Dabei ist auf griechischer Seite ein Austritt realistischer denn je. Syriza-Chef Alexis Tsirpas ist aussichtsreich in den Wahlkampf gestartet. Er ist Sozialist und will sein Land dem Vernehmen nach nicht um jeden Preis in der Eurozone halten. Tichy warnt jedoch vor der Gefahr eines Dominoeffekts. "Ein Austritt Griechenlands würde mit Sicherheit dazu führen, dass neben dem fragilen Portugal auch die neuen Sorgenkinder der Eurozone, Frankreich und Italien, ins Visier der Finanzmärkte geraten", sagt er. Mehr als 260 Milliarden Euro, und damit etwa 80 Prozent der Gesamtschuld, tragen mittlerweile öffentliche Gläubiger, vor allem die Länder der Eurozone. "Im Falle eines Austritts Griechenlands wäre ein erheblicher Teil dieses Geldes verloren. Das müsste Merkel dem deutschen Steuerzahler, der die Hauptlast trägt, erklären", meint Tichy. Griechenland droht im Falle eines Austritts zudem internationale Abkommen im Dutzend zu brechen. "Das Geld der Welt macht dann einen Bogen um Griechenland", erklärt er weiter. Würde Griechenland aus der Eurozone austreten, könnte die Griechische Nationalbank Staatsanleihen aufkaufen und der Regierung dafür Drachmen en masse drucken, meint der Finanzexperte.

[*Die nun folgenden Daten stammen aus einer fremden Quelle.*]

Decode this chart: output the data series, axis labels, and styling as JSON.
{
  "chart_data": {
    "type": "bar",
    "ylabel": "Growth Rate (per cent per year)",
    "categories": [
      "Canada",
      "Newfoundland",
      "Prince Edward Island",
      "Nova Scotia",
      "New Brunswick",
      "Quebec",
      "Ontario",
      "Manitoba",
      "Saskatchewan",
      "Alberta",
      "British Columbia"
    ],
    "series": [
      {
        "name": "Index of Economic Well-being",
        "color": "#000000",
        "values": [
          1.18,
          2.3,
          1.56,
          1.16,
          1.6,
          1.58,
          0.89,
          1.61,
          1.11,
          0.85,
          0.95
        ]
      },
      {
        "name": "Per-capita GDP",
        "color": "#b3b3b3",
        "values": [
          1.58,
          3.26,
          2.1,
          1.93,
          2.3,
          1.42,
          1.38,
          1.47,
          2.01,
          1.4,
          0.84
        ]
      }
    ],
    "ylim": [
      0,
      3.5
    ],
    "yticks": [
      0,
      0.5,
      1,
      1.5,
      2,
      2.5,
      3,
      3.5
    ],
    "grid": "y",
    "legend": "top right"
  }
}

"Technisch ginge das wohl so vor sich, dass sämtliche Euro-Guthaben von Bürgern und Unternehmen auf Bankkonten etwa 1:1 auf Drachme umgestellt würden", so Tichy. "Zudem könnte man versuchen, den Besitz von Euros in Form von Geldscheinen zu verbieten, auftauchende Geldbestände zu beschlagnahmen und ebenso in Drachmen umtauschen. Alle Preise, Schulden, Guthaben und so weiter würden ebenfalls auf Drachmen umgestellt." Ausländer würden davon enorm profitieren - erstmal. Sie könnten billig Häuser zum Beispiel auf Rhodos kaufen. Urlaub auf Kreta würde spottbillig werden, Preise für griechische Produkte wie Wein, Fetakäse, Oliven und Textilprodukte würden erheblich sinken. Doch Griechenland wäre sich selber überlassen.
Laut Meinung vieler Experten würde gar eine Inflation drohen, weil die Regierung die Notenpresse ohne Maß zu halten anwerfen würde. Die Folge wäre, dass die Drachme gegenüber dem Euro stark abwerten würde. Von etwa einem Drittel des Euro ist die Rede. Importprodukte würden sich stark verteuern. 2011 verdiente Deutschland an Exporten nach Griechenland zwar Schätzungen zufolge 5,1 Milliarden Euro, dennoch machen sie nur etwa 0,4 Prozent des Gesamtexportes aus. Trotzdem hält nicht nur der Chef des Münchner Ifo-Instituts, Hans-Werner Sinn, einen Austritt Griechenlands aus der Eurozone für bedenkenswert. Zwar sei ein "Grexit"-Szenario nicht ganz unwahrscheinlich, sagte er dem "Tagesspiegel", doch ein Schuldenschnitt und weitere Milliardeninvestitionen der Europäer seien viel wahrscheinlicher.